Titel: Totenwache Kostenlos Bücher Online Lesen
Autoren: Anna Jansson
Vom Netzwerk:
eigenartig, wenn man die Kameraden auf einem Foto nicht wiedererkennt?«, wunderte sich Hartman.
    »Seit der Zeit sind zwanzig Jahre vergangen«, gab Maria zu bedenken und wischte nachdenklich den Schaum von ihrem Bier.
    »Ich konnte sehen, dass das Bild im Album Mårten Norman darstellte, obwohl das Foto zwanzig Jahre älter ist als der Ausweis, den er in der Jackentasche in dem Fischerschuppen hatte. Außerdem ist er auf mehreren Fotos zu sehen. Es sieht aus, als ob Clarence, Mårten und Odd Freunde waren. Wir werden ihn morgen dazu befragen. Würdest du auf den Fotos Mayonnaise wiederfinden können?«
    »Ich wäre froh, wenn ich das nicht müsste. Ich sehe ihn sowieso viel zu oft. Er wohnt praktisch bei uns und würde sicher Kopf bei Fuß mit Krister in meinem Bett liegen, wenn ich für die Nacht nicht das Bootshaus empfohlen hätte. Mayonnaises Frau hat ihn rausgeschmissen, deshalb schlafen Krister und Mayonnaise heute Nacht draußen.« Hartman sah ein wenig nachdenklich aus, sagte aber nichts.
    Mit einem Handtuch um den Hosenbund und einem über der Schulter schnitt Ek das Steak auf, dabei lächelte er ebenso stolz wie der Besitzer der Goldenen Traube, wenn er das Rinderfilet nach Art des Hauses tranchierte. Der Unterschied war lediglich, dass Eks Kreation flambiert war, reell flambiert bis an die Grenze der Unkenntlichkeit. Arvidsson starrte wie hypnotisiert auf sein kohlrabenschwarzes Stück, das innen rot und blutig war.
    »Noch ein Argument, um Vegetarier zu werden«, stellte er fest und nahm eine ordentlich Portion vom Kartoffelgratin. Maria stocherte ebenfalls in ihrem Stück in der Hoffnung, einen kleinen essbaren Streifen zwischen dem Schwarzen und dem Roten zu finden.

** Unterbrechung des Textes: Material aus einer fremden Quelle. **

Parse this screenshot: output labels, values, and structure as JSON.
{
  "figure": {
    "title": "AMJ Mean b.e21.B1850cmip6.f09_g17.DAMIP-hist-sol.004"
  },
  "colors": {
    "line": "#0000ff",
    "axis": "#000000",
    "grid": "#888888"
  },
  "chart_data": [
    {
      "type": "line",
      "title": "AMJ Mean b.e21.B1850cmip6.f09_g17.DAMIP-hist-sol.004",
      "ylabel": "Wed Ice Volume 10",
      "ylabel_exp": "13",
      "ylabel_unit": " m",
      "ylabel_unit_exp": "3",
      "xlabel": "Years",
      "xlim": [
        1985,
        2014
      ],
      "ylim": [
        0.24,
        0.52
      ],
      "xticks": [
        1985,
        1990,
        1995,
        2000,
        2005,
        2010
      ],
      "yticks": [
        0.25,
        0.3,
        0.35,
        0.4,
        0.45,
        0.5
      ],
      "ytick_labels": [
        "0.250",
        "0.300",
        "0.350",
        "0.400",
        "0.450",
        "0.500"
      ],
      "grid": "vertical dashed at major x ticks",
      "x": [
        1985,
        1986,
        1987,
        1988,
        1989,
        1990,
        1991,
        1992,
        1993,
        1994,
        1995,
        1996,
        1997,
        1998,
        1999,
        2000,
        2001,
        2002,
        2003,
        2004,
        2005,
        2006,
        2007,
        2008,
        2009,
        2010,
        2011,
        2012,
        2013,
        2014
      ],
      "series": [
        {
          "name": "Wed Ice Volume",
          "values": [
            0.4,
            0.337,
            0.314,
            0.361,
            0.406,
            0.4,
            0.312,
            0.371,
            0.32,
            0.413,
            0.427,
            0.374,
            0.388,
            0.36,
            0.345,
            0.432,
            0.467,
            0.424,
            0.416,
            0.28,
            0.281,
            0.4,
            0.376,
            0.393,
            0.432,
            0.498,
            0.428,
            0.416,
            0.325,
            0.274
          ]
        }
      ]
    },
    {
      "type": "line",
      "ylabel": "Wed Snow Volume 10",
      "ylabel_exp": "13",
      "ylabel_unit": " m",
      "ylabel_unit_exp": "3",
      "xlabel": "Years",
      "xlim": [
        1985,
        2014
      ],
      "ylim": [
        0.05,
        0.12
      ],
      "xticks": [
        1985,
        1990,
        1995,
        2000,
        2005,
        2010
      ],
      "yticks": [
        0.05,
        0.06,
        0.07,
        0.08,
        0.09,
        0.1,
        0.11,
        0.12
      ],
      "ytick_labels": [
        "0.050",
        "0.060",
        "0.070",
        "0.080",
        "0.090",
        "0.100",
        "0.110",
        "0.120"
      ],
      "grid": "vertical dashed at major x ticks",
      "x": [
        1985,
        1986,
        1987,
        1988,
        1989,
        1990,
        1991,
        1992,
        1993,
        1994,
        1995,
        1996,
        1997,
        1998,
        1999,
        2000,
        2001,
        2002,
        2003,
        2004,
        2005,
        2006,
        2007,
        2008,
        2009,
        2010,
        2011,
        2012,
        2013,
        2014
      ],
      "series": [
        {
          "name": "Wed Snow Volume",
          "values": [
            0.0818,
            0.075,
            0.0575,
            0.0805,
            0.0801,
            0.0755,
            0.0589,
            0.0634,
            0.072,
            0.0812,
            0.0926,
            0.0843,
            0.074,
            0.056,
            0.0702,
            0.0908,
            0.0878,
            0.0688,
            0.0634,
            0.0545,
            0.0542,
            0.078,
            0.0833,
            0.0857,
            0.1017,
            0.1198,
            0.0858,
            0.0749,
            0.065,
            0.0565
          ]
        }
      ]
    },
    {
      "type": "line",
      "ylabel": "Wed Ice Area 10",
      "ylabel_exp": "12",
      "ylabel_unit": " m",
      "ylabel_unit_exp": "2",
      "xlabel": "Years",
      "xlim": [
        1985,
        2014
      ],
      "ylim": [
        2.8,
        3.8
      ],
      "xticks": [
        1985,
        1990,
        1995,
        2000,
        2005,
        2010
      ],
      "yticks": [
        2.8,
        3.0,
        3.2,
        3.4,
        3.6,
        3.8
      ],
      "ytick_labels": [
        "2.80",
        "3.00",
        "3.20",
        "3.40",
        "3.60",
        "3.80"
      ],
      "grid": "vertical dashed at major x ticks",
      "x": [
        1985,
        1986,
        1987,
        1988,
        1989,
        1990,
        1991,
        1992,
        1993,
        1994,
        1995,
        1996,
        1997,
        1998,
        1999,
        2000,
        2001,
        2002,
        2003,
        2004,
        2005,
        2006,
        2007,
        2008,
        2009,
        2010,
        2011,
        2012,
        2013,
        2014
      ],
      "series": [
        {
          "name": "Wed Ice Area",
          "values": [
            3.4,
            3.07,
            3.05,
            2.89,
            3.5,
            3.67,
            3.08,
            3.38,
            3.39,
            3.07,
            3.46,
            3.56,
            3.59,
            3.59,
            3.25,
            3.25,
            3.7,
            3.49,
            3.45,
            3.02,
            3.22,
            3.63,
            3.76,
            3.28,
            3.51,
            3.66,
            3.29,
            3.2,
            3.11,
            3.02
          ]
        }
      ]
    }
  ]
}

    »Souveräne Mahlzeit«, strahlte Jesper Ek, stopfte sich ein ordentliches Stück in den Mund und spülte mit einem großen Schluck Bier nach. »Das ist schwedisches Fleisch, ihr braucht also keine Angst vor Magenbeschwerden zu haben! Ich habe das Lamm von meinem Bruder Arne als Geburtstagsgeschenk bekommen. Sie hieß Berta. Als kleines Lamm verlor sie ihre Mutter, da hat Arne sie mit der Flasche großgezogen. Berta gehörte richtig zur Familie. Sie schlief neben seinem Bett und weckte ihn morgens mit ihrem Geblök. Sie lief Arne überallhin nach. Er hat geweint, als er sie geschlachtet hat. Niemals hätte er ein Stück von diesem Fleisch heruntergekriegt«, erzählte Ek und sah sich mit Tränen in den Augen um. Hartman schmuggelte sein Stück Fleisch in die Serviette und nahm eine so große Portion Salat, dass seine Frau sich sehr gewundert hätte.

    Es war erstaunlich, wie ein so von sich eingenommener Mann wie Örjan Himberg nach nur einigen Gläsern Bier zu einem schluchzenden Weichling, um nicht zu sagen mentalen Exhibitionisten werden konnte. Alle intimen Details seines Ehelebens legte er uneingeschränkt auf den Tisch. Weil keiner sich seine Gewissensqualen anhören wollte, wurde es an seiner Ecke des Tisches immer leerer.
    »Ich leg mich auf sie drauf und rutsch wieder runter, und sie fühlt nichts, empfindet absolut nichts. Kannst du das verstehen, Arvidsson? Ist meiner zu klein, was meinst du?«, fragte Örjan Himberg und fasste sich nachdenklich an den Schritt seiner weißen Gabardinehose, während er sich über die beiden leeren Stühle lehnte, die zwischen ihm und Arvidsson standen. »Was meinst du? Du musst ihn doch in der Sauna gesehen haben. Ist er zu kurz?«
    »Ich glaube, ich werde Ek mal beim Abwaschen helfen.« Arvidsson stand mühselig auf und stellte seinen Stuhl zur Verfügung. »Hier kann man sein Bier ja nicht genießen.«
    Am Tisch zurück blieben Maria und Erika, nachdem alle Herren sich in einem seit Menschengedenken einmaligen Reinlichkeitswahn zum Abwaschen zurückgezogen hatten. Vielleicht waren Frauen toleranter, wenn es um emotionale Themen ging.
    »Was meinst du, Erika?«, wiederholte Himberg, während er sich über die drei leeren Stühle lehnte, die jetzt die Distanzierung der anderen verdeutlichten. »Sussi sagt zu den Leuten, dass dieses Gerede über Sex viel zu ernst genommen wird. Ich habe gehört, wie sie das dem Mann erzählt hat, der die Stromzähler abliest.«
    »Lass es mich mal so ausdrücken: Ob ein Konzert einem gefällt, liegt nicht an der Größe des Taktstockes. Es geht darum, die richtigen Saiten zu streichen, um die Harmonie und das Einfühlungsvermögen.«
    »Ich begreife gar nichts! Was hat denn das mit Sussi zu tun?«, gestand Himberg.